Questo atteggiamento occidentale è potenzialmente virale e compulsivo: la percezione delle possibili minacce porta a non sostituirne una con un’altra, anzi.

Il coinvolgimento militare in Siria e Iraq  non ha certo provveduto a far chiudere la missione in Afghanistan, cacciarsi nel ginepraio libico non permetterà certo di dimenticarsi di Siria e Iraq.

Questo modus operandi ci dimostra come l’antiterrorismo militarizzato, cioè con le truppe sul territorio, è  controproducente, e lo vediamo con l’antagonismo che si è creato in Siria fra USA, Russia, Francia, Inghilterra e Turchia, e anche con lo stesso antagonismo fra i gruppi anti Assad.

Il risultato sono i danni collaterali alle popolazioni civili, che creano proselitismo a favore dei terroristi e danno ancora più credibilità al messaggio mediatico dei terroristi.

Il vero problema di un territorio come la Libia del dopo Gheddafi è la totale mancanza di una positiva, efficace ed energica azione di un governo, o meglio, la mancanza effettiva, di un governo.

L’assenza di un governo efficace genera una serie di effetti dannosi, incluso il caos sociale e politico che i gruppi estremisti sfruttano, e lo vediamo tutti i giorni nelle nostre ex colonie, la  Somalia prima fra tutte e senza dimenticare l’Eritrea dove decenni si combattono guerre fratricide.

In Libia, in particolare, non c’è un problema di governo del territorio perché c’è l’Isis, ma esattamente il contrario, l’Isis e lì perché manca un governo efficace.

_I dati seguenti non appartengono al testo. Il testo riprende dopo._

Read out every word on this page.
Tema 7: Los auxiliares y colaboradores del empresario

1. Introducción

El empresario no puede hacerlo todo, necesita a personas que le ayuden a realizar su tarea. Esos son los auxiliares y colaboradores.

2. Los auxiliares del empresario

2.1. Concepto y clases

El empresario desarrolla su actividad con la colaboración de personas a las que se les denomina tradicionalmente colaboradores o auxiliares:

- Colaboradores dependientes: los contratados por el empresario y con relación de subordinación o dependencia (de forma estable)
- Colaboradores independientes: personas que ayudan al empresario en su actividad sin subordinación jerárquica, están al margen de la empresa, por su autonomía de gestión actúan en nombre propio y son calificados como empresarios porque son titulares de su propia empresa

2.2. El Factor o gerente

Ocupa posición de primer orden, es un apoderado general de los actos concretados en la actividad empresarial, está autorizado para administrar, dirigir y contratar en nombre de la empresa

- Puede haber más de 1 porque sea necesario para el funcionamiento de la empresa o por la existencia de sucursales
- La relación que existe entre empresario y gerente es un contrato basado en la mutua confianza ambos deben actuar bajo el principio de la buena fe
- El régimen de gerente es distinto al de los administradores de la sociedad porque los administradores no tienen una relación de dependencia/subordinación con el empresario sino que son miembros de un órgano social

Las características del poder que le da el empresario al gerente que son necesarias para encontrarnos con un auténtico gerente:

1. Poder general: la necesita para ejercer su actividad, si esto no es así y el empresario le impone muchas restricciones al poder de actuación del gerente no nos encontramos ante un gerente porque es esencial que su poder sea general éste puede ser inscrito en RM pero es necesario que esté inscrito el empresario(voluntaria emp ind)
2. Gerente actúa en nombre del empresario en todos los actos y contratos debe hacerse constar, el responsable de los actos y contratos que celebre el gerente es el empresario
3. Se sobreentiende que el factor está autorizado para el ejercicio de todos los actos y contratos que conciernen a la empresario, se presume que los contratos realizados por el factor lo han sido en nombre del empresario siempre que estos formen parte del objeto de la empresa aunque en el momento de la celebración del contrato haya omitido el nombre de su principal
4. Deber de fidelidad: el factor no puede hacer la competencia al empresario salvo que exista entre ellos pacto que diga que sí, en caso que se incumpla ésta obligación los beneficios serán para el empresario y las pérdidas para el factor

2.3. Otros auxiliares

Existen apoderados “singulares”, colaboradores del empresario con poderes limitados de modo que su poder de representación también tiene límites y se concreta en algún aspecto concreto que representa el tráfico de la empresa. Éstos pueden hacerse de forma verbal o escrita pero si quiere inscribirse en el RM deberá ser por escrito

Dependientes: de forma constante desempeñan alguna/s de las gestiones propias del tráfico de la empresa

Altro errore dell’opinione pubblica e di alcuni strateghi,  è quello di pensare che colpire e annientare un gruppo terroristico in un determinato territorio sia un progresso nella lotta al terrore islamico, perché se dopo la vittoria si lascia, come già successo molte volte, quell’area senza un governo efficace i terroristi riprenderanno a breve il potere.

Le probabilità di creare un governo stabile ed efficiente in Libia in un prossimo futuro continuano a essere al minimo. Stiamo continuando ad assistere allo spettacolo increscioso di coalizioni in competizione fra loro, all’est e all’ovest del Paese, senza contare i gruppuscoli sparsi per il territorio.

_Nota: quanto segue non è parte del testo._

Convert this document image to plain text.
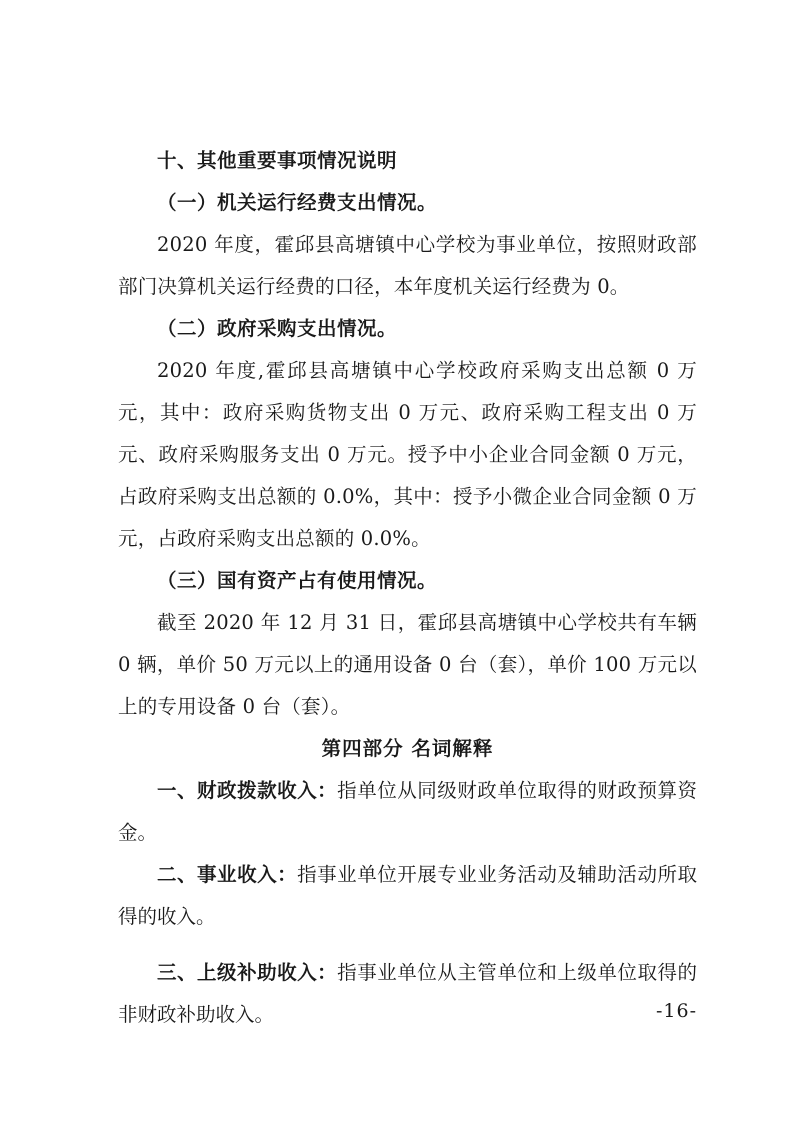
十、其他重要事项情况说明

（一）机关运行经费支出情况。

2020 年度，霍邱县高塘镇中心学校为事业单位，按照财政部部门决算机关运行经费的口径，本年度机关运行经费为 0。

（二）政府采购支出情况。

2020 年度,霍邱县高塘镇中心学校政府采购支出总额 0 万元，其中：政府采购货物支出 0 万元、政府采购工程支出 0 万元、政府采购服务支出 0 万元。授予中小企业合同金额 0 万元，占政府采购支出总额的 0.0%，其中：授予小微企业合同金额 0 万元，占政府采购支出总额的 0.0%。

（三）国有资产占有使用情况。

截至 2020 年 12 月 31 日，霍邱县高塘镇中心学校共有车辆 0 辆，单价 50 万元以上的通用设备 0 台（套），单价 100 万元以上的专用设备 0 台（套）。

第四部分 名词解释

一、财政拨款收入：指单位从同级财政单位取得的财政预算资金。

二、事业收入：指事业单位开展专业业务活动及辅助活动所取得的收入。

三、上级补助收入：指事业单位从主管单位和上级单位取得的非财政补助收入。	-16-
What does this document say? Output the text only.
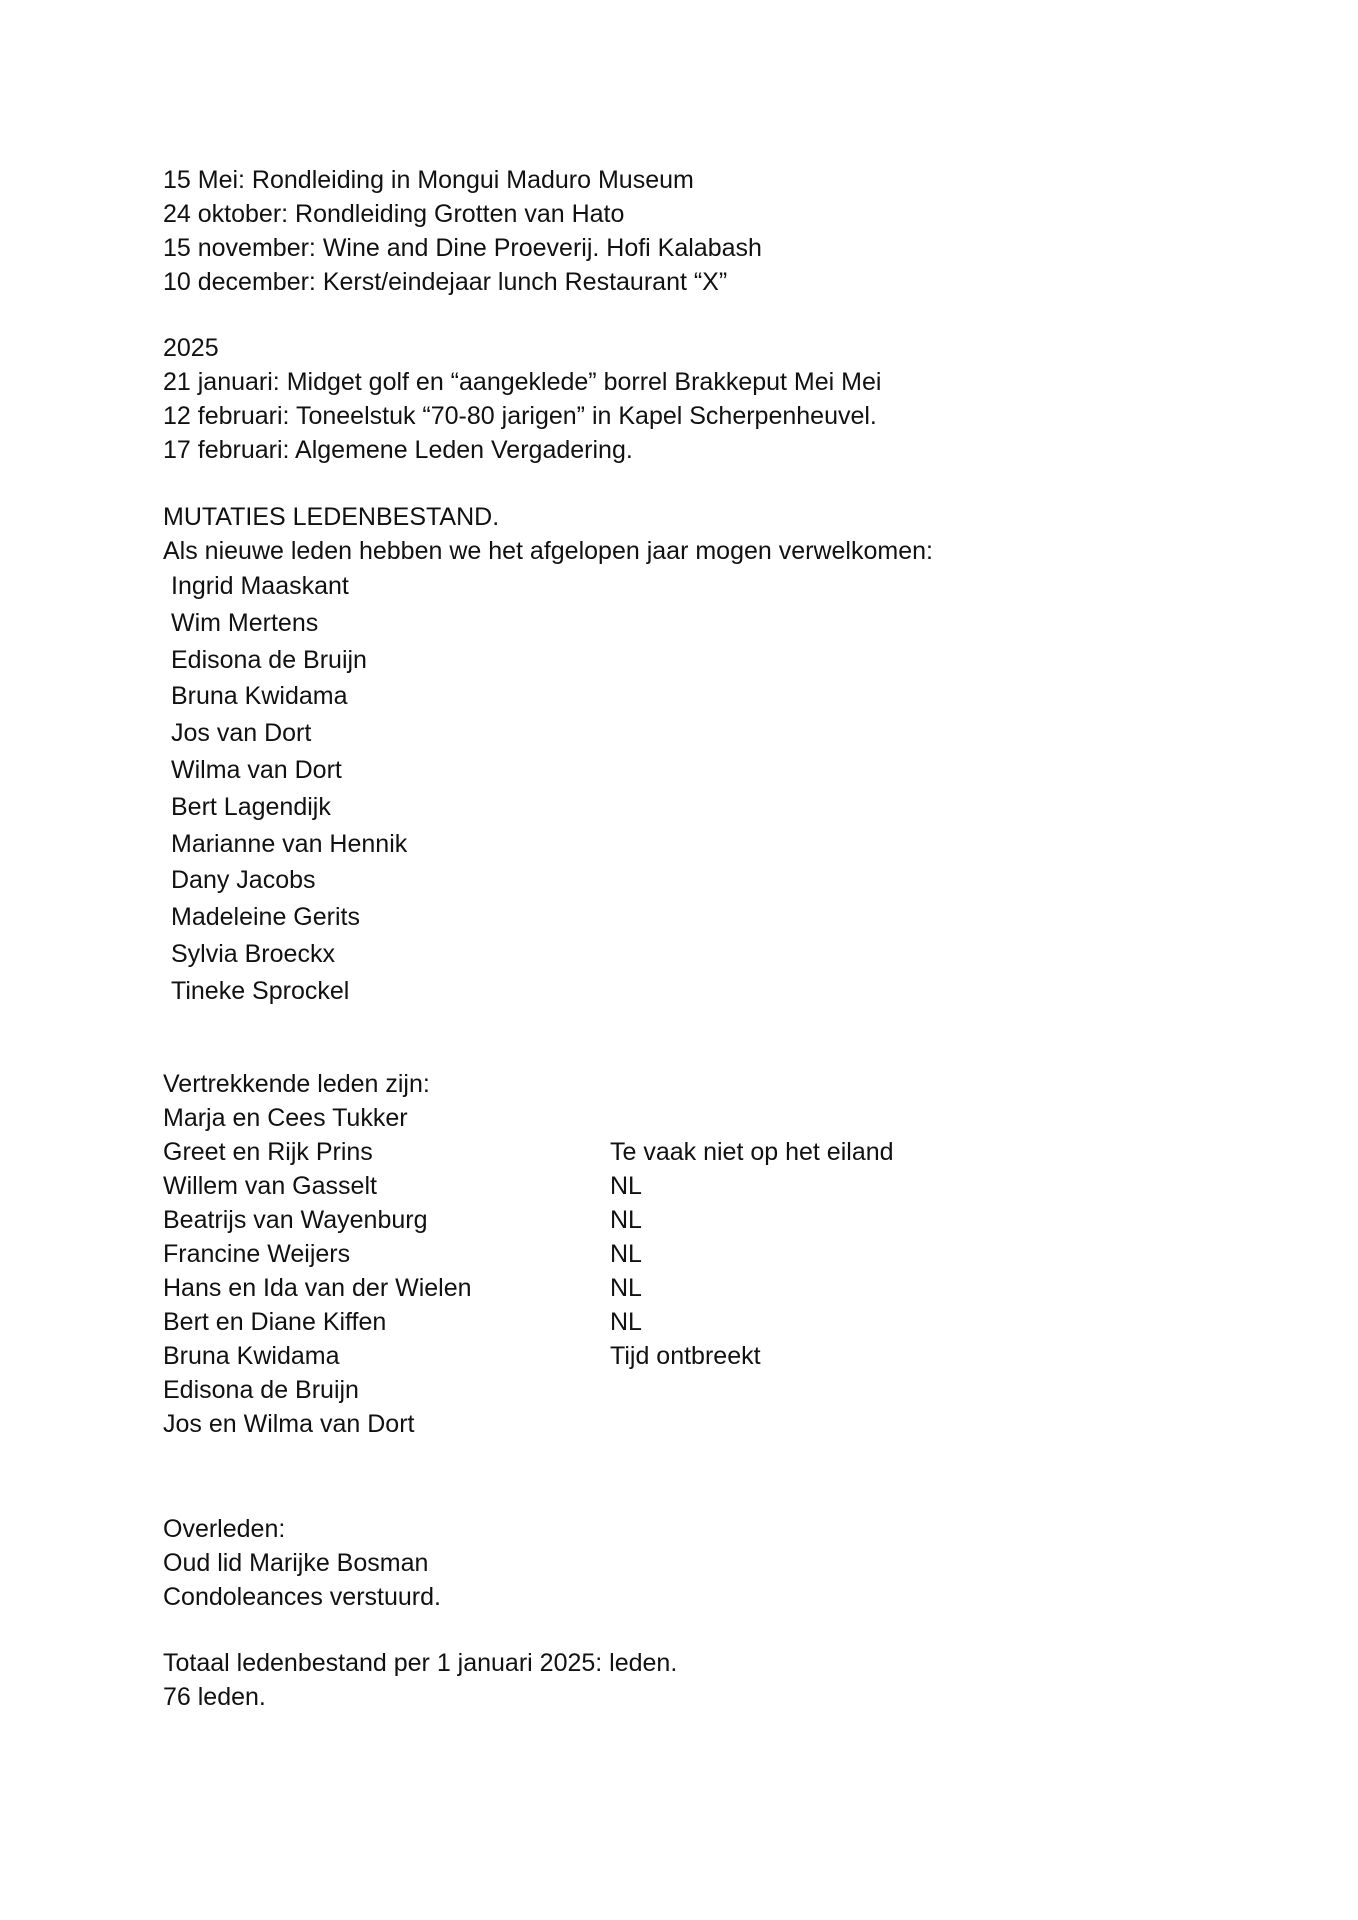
15 Mei: Rondleiding in Mongui Maduro Museum
24 oktober: Rondleiding Grotten van Hato
15 november: Wine and Dine Proeverij. Hofi Kalabash
10 december: Kerst/eindejaar lunch Restaurant “X”
2025
21 januari: Midget golf en “aangeklede” borrel Brakkeput Mei Mei
12 februari: Toneelstuk “70-80 jarigen” in Kapel Scherpenheuvel.
17 februari: Algemene Leden Vergadering.
MUTATIES LEDENBESTAND.
Als nieuwe leden hebben we het afgelopen jaar mogen verwelkomen:
Ingrid Maaskant
Wim Mertens
Edisona de Bruijn
Bruna Kwidama
Jos van Dort
Wilma van Dort
Bert Lagendijk
Marianne van Hennik
Dany Jacobs
Madeleine Gerits
Sylvia Broeckx
Tineke Sprockel
Vertrekkende leden zijn:
Marja en Cees Tukker
Greet en Rijk Prins	Te vaak niet op het eiland
Willem van Gasselt	NL
Beatrijs van Wayenburg	NL
Francine Weijers	NL
Hans en Ida van der Wielen	NL
Bert en Diane Kiffen	NL
Bruna Kwidama	Tijd ontbreekt
Edisona de Bruijn
Jos en Wilma van Dort
Overleden:
Oud lid Marijke Bosman
Condoleances verstuurd.
Totaal ledenbestand per 1 januari 2025: leden.
76 leden.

La tregua e il tentativo di riconciliare le parti voluto dall’ONU ha avuto progressi lenti e di scarso successo, vista la frammentazione del governo ad interim e la possibilità di una presidenza collettiva, prodromo di una possibile federalizzazione del paese africano, nostro antichissimo dominio.

L’intervento armato anti Isis nella situazione attuale rischia di non essere coordinato con le forze locali, infatti assistiamo a molteplici attività militari disseminate senza un apparente logica.

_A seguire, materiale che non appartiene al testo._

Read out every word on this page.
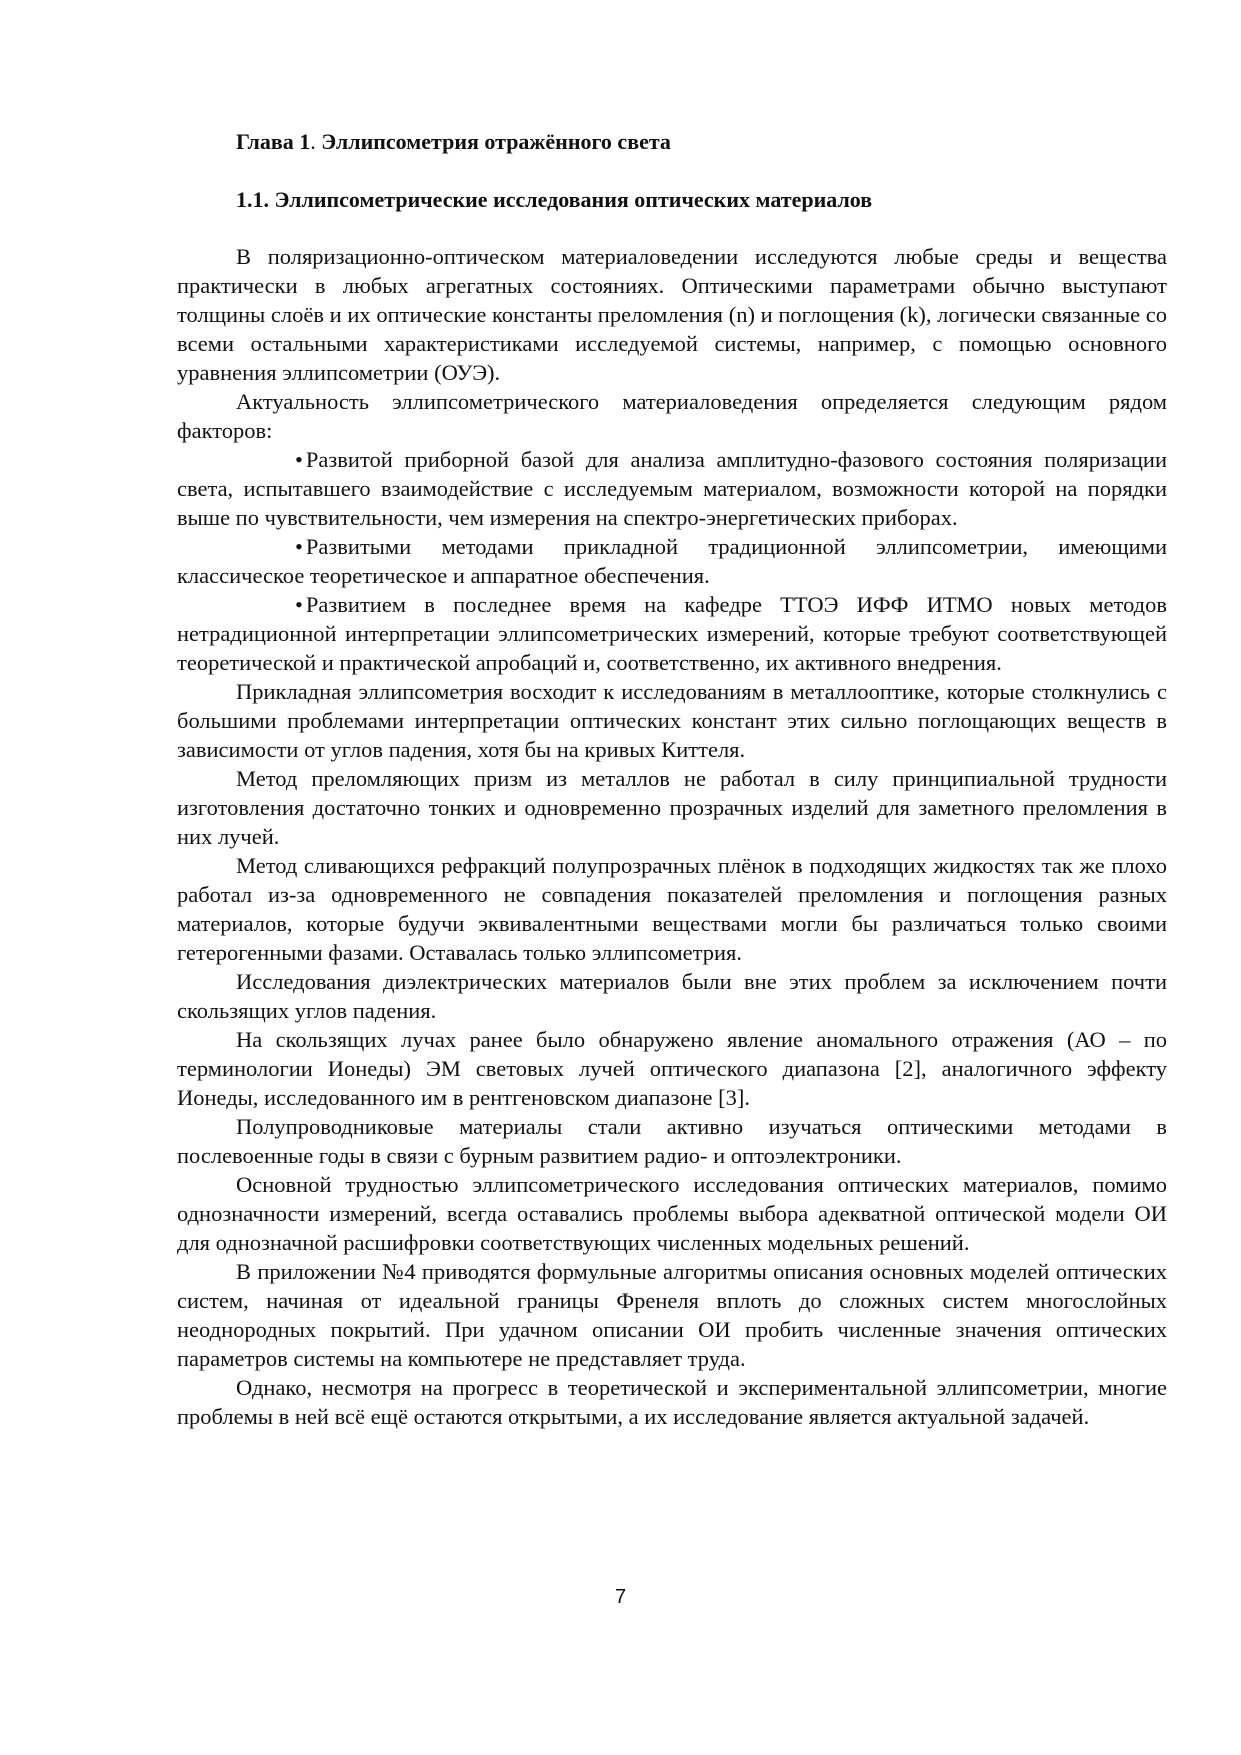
Глава 1. Эллипсометрия отражённого света
1.1. Эллипсометрические исследования оптических материалов

В поляризационно-оптическом материаловедении исследуются любые среды и вещества практически в любых агрегатных состояниях. Оптическими параметрами обычно выступают толщины слоёв и их оптические константы преломления (n) и поглощения (k), логически связанные со всеми остальными характеристиками исследуемой системы, например, с помощью основного уравнения эллипсометрии (ОУЭ).

Актуальность эллипсометрического материаловедения определяется следующим рядом факторов:

• Развитой приборной базой для анализа амплитудно-фазового состояния поляризации света, испытавшего взаимодействие с исследуемым материалом, возможности которой на порядки выше по чувствительности, чем измерения на спектро-энергетических приборах.

• Развитыми методами прикладной традиционной эллипсометрии, имеющими классическое теоретическое и аппаратное обеспечения.

• Развитием в последнее время на кафедре ТТОЭ ИФФ ИТМО новых методов нетрадиционной интерпретации эллипсометрических измерений, которые требуют соответствующей теоретической и практической апробаций и, соответственно, их активного внедрения.

Прикладная эллипсометрия восходит к исследованиям в металлооптике, которые столкнулись с большими проблемами интерпретации оптических констант этих сильно поглощающих веществ в зависимости от углов падения, хотя бы на кривых Киттеля.

Метод преломляющих призм из металлов не работал в силу принципиальной трудности изготовления достаточно тонких и одновременно прозрачных изделий для заметного преломления в них лучей.

Метод сливающихся рефракций полупрозрачных плёнок в подходящих жидкостях так же плохо работал из-за одновременного не совпадения показателей преломления и поглощения разных материалов, которые будучи эквивалентными веществами могли бы различаться только своими гетерогенными фазами. Оставалась только эллипсометрия.

Исследования диэлектрических материалов были вне этих проблем за исключением почти скользящих углов падения.

На скользящих лучах ранее было обнаружено явление аномального отражения (АО – по терминологии Ионеды) ЭМ световых лучей оптического диапазона [2], аналогичного эффекту Ионеды, исследованного им в рентгеновском диапазоне [3].

Полупроводниковые материалы стали активно изучаться оптическими методами в послевоенные годы в связи с бурным развитием радио- и оптоэлектроники.

Основной трудностью эллипсометрического исследования оптических материалов, помимо однозначности измерений, всегда оставались проблемы выбора адекватной оптической модели ОИ для однозначной расшифровки соответствующих численных модельных решений.

В приложении №4 приводятся формульные алгоритмы описания основных моделей оптических систем, начиная от идеальной границы Френеля вплоть до сложных систем многослойных неоднородных покрытий. При удачном описании ОИ пробить численные значения оптических параметров системы на компьютере не представляет труда.

Однако, несмотря на прогресс в теоретической и экспериментальной эллипсометрии, многие проблемы в ней всё ещё остаются открытыми, а их исследование является актуальной задачей.

7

Si rischia anzi concretamente che le varie fazioni combattenti si sentano ancora più libere di continuare le schermaglie fra di loro piuttosto che combattere l’Isis, che forse neanche percepiscono come una minaccia reale, quanto un eventuale concorrente nella gestione del petrolio.

La stessa sequenza degli interventi militari che si sono succeduti in questi anni suona ancora più stonata se si pensa che tutte queste attività non solo hanno fallito nello sradicare il terrorismo ma, anzi, gli hanno dato ancor più linfa vitale, come per l’attacco di Parigi o i numerosi attentati che si sono verificati anche in Paesi islamici, come il Pakistan.

Questo è particolarmente vero con la guerra in Iraq, dove, con buona evidenza, l’isis ha gettato le basi per la sua esistenza, è cresciuto, si è rafforzato, anche attraverso la predicazione religiosa, avversa all’occidente e a quanto rappresentino i suoi simboli.

La situazione in Libia era differente in quanto una rivolta contro il regime di Gheddafi era già in corso, e l’intervento militare è stato spinto da Francia e Inghilterra con l’appoggio logistico italiano, e l’assenso americano.

Ma con quale nefasto risultato è sotto i nostri occhi. Abbattere un dittatore odiato è stato in realtà eliminare un leader che si era allontanato, dopo una serie di negoziati, dal precedente coinvolgimento con il terrorismo internazionale e aveva cominciato a collaborare fattivamente nella lotta contro il terrorismo islamico radicale. Ora il vuoto creato dalla prematura fine di Gheddafi suona come un monito all’Occidente.